The researchers treated the city like a video game.

  1. The Player (The AI): This is the Reinforcement Learning agent. Its goal is to win the game by keeping the city dry and the economy moving.
  2. The Environment: The game board is Copenhagen. The "enemies" are rainstorms.
  3. The Moves (Actions): The AI can choose to install different flood defenses in different neighborhoods. Think of these as power-ups:
    • Soakaways: Holes in the ground to drink up rain.
    • Bioretention Planters: Gardens that soak up water.
    • Storage Tanks: Big underground buckets to hold water.
    • Porous Asphalt: Roads that let water seep through instead of pooling.
  4. The Score (Reward): The AI gets points (or loses points) based on two things:
    • Cost: How much money did we spend on building these defenses?
    • Damage: How much money did we lose because roads were flooded, people were stuck in traffic, or trips were cancelled?

The AI plays the game millions of times. Every time it makes a bad move (spending too much money on a tank that never gets used), it learns. Every time it finds a perfect balance (spending a little now to save a lot later), it gets a high score. Eventually, it learns the perfect strategy.

What Did the AI Discover?

When the AI played the game for Copenhagen (from 2024 to 2100), it found some surprising and smart patterns that traditional planners might have missed:

  • It's Not "All or Nothing": The AI didn't just build defenses everywhere at once. It learned to time the investments. It waited to see how the weather was behaving before spending money, then acted quickly when needed.
  • The "Goldilocks" Strategy: The AI found that the best plan isn't the most expensive one, nor the cheapest one. It's the one that spends just enough to prevent the worst damage.
  • Different Tools for Different Neighborhoods: Just like you wouldn't wear a heavy winter coat in the summer, the AI realized that some neighborhoods needed "Storage Tanks" (big buckets), while others just needed "Soakaways" (drainage holes). It customized the solution for every street.
  • The "Middle Ground" is Safest: The AI tested different climate scenarios (mild, medium, and extreme rain). It found that planning for the medium scenario (RCP4.5) was actually the smartest bet. If you plan for the worst-case scenario, you spend too much money on defenses you might not need. If you plan for the best case, you get wiped out by a storm. The middle ground offered the best protection for the least cost.

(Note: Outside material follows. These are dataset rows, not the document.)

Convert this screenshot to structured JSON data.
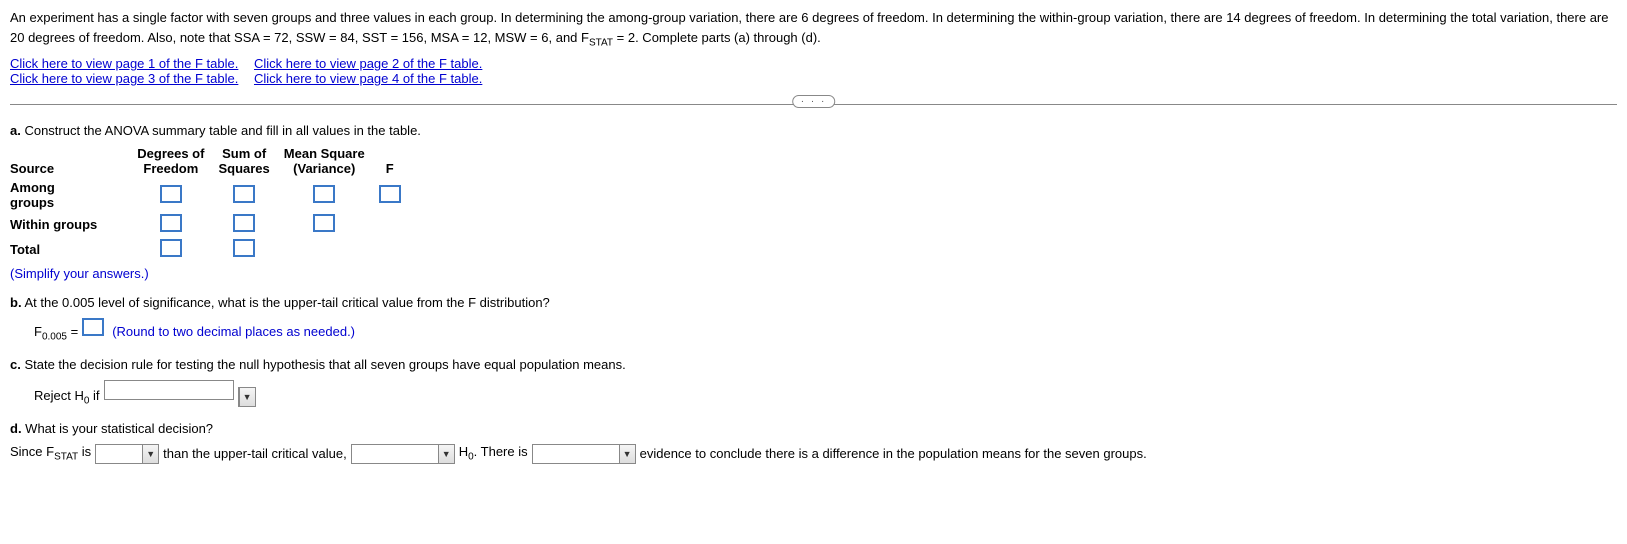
{
  "problem": {
    "line1_a": "An experiment has a single factor with seven groups and three values in each group. In determining the among-group variation, there are 6 degrees of freedom. In determining the within-group variation, there are 14 degrees of freedom. In determining the total variation, there are",
    "line2_a": "20 degrees of freedom. Also, note that SSA = 72, SSW = 84, SST = 156, MSA = 12, MSW = 6, and F",
    "line2_b": " = 2. Complete parts (a) through (d).",
    "stat_sub": "STAT"
  },
  "links": {
    "p1": "Click here to view page 1 of the F table.",
    "p2": "Click here to view page 2 of the F table.",
    "p3": "Click here to view page 3 of the F table.",
    "p4": "Click here to view page 4 of the F table."
  },
  "badge": "· · ·",
  "a": {
    "label": "a.",
    "text": " Construct the ANOVA summary table and fill in all values in the table.",
    "headers": {
      "source": "Source",
      "df": "Degrees of\nFreedom",
      "ss": "Sum of\nSquares",
      "ms": "Mean Square\n(Variance)",
      "f": "F"
    },
    "rows": {
      "among": "Among\ngroups",
      "within": "Within groups",
      "total": "Total"
    },
    "hint": "(Simplify your answers.)"
  },
  "b": {
    "label": "b.",
    "text": " At the 0.005 level of significance, what is the upper-tail critical value from the F distribution?",
    "flabel_a": "F",
    "flabel_sub": "0.005",
    "eq": " = ",
    "hint": "(Round to two decimal places as needed.)"
  },
  "c": {
    "label": "c.",
    "text": " State the decision rule for testing the null hypothesis that all seven groups have equal population means.",
    "reject_a": "Reject H",
    "reject_sub": "0",
    "reject_b": " if"
  },
  "d": {
    "label": "d.",
    "text": " What is your statistical decision?",
    "since_a": "Since F",
    "since_sub": "STAT",
    "since_b": " is",
    "than": " than the upper-tail critical value, ",
    "h0_a": " H",
    "h0_sub": "0",
    "there_is": ". There is ",
    "evidence": " evidence to conclude there is a difference in the population means for the seven groups."
  }
}
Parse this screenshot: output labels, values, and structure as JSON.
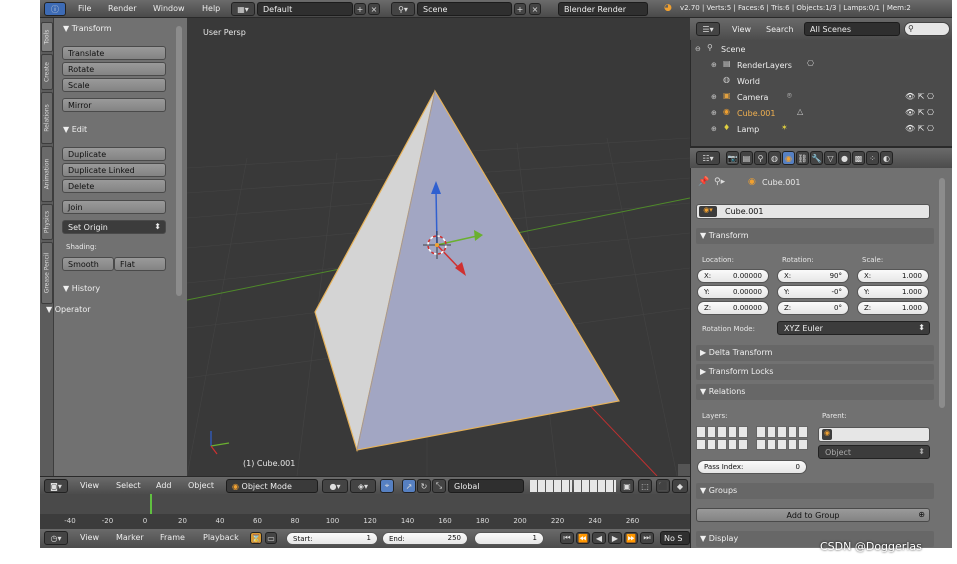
{
  "menu": {
    "items": [
      "File",
      "Render",
      "Window",
      "Help"
    ],
    "screen_layout": "Default",
    "scene": "Scene",
    "engine": "Blender Render",
    "stats": "v2.70 | Verts:5 | Faces:6 | Tris:6 | Objects:1/3 | Lamps:0/1 | Mem:2"
  },
  "toolshelf": {
    "tabs": [
      "Tools",
      "Create",
      "Relations",
      "Animation",
      "Physics",
      "Grease Pencil"
    ],
    "transform_header": "▼ Transform",
    "translate": "Translate",
    "rotate": "Rotate",
    "scale": "Scale",
    "mirror": "Mirror",
    "edit_header": "▼ Edit",
    "duplicate": "Duplicate",
    "duplicate_linked": "Duplicate Linked",
    "delete": "Delete",
    "join": "Join",
    "set_origin": "Set Origin",
    "shading_label": "Shading:",
    "smooth": "Smooth",
    "flat": "Flat",
    "history_header": "▼ History",
    "operator_header": "▼ Operator"
  },
  "viewport": {
    "view_label": "User Persp",
    "object_label": "(1) Cube.001"
  },
  "view3d_header": {
    "view": "View",
    "select": "Select",
    "add": "Add",
    "object": "Object",
    "mode": "Object Mode",
    "orientation": "Global"
  },
  "timeline": {
    "ticks": [
      "-40",
      "-20",
      "0",
      "20",
      "40",
      "60",
      "80",
      "100",
      "120",
      "140",
      "160",
      "180",
      "200",
      "220",
      "240",
      "260"
    ],
    "view": "View",
    "marker": "Marker",
    "frame": "Frame",
    "playback": "Playback",
    "start_label": "Start:",
    "start_value": "1",
    "end_label": "End:",
    "end_value": "250",
    "current_frame": "1",
    "no_sync": "No S"
  },
  "outliner": {
    "view": "View",
    "search": "Search",
    "filter": "All Scenes",
    "rows": [
      "Scene",
      "RenderLayers",
      "World",
      "Camera",
      "Cube.001",
      "Lamp"
    ]
  },
  "properties": {
    "breadcrumb_object": "Cube.001",
    "object_name": "Cube.001",
    "transform_header": "▼ Transform",
    "location_label": "Location:",
    "rotation_label": "Rotation:",
    "scale_label": "Scale:",
    "loc": [
      {
        "axis": "X:",
        "value": "0.00000"
      },
      {
        "axis": "Y:",
        "value": "0.00000"
      },
      {
        "axis": "Z:",
        "value": "0.00000"
      }
    ],
    "rot": [
      {
        "axis": "X:",
        "value": "90°"
      },
      {
        "axis": "Y:",
        "value": "-0°"
      },
      {
        "axis": "Z:",
        "value": "0°"
      }
    ],
    "scl": [
      {
        "axis": "X:",
        "value": "1.000"
      },
      {
        "axis": "Y:",
        "value": "1.000"
      },
      {
        "axis": "Z:",
        "value": "1.000"
      }
    ],
    "rotation_mode_label": "Rotation Mode:",
    "rotation_mode": "XYZ Euler",
    "delta_transform": "▶ Delta Transform",
    "transform_locks": "▶ Transform Locks",
    "relations_header": "▼ Relations",
    "layers_label": "Layers:",
    "parent_label": "Parent:",
    "parent_type": "Object",
    "pass_index_label": "Pass Index:",
    "pass_index_value": "0",
    "groups_header": "▼ Groups",
    "add_to_group": "Add to Group",
    "display_header": "▼ Display"
  },
  "watermark": "CSDN @Doggerlas",
  "colors": {
    "ui_gray": "#717171",
    "viewport_bg": "#393939",
    "x_axis": "#d03030",
    "y_axis": "#6ab030",
    "z_axis": "#3060d0",
    "selected_outline": "#e6b25a"
  }
}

The Analogy: The Umbrella vs. The Bunker

Imagine you live in a place where it might rain a little, a lot, or a hurricane.

  • Old Way: You buy a giant, expensive bunker (extreme adaptation) just in case of a hurricane. If it only rains a little, you wasted a fortune.
  • Random Way: You buy a tiny umbrella every day (random adaptation). If a hurricane hits, you get soaked.
  • The AI Way: The AI is like a smart weather forecaster with a magic wallet. It watches the sky. If it sees a light drizzle coming, it buys a small umbrella. If it sees a storm brewing, it builds a temporary shelter. It knows exactly when to spend money so that you are never wet, but you never go broke buying a bunker you don't need.

Why This Matters

This paper proves that Artificial Intelligence can be a better city planner than humans when it comes to long-term, complex problems.

  • It handles uncertainty: It doesn't need to know the future perfectly; it learns how to adapt as the future unfolds.
  • It saves money: By finding the right balance, it prevents cities from wasting billions on unnecessary projects or losing billions to preventable floods.
  • It keeps cities moving: The goal isn't just to stop water; it's to keep people getting to work, school, and the hospital, even when it's pouring rain.

The Bottom Line

Climate change is going to make our cities wetter. We can't stop the rain, but we can learn how to dance in it. This paper shows us that by using AI to play "what-if" games, we can design cities that are flexible, resilient, and ready for whatever the weather throws at us next. It's not about building a wall against the future; it's about building a city that can flow with it.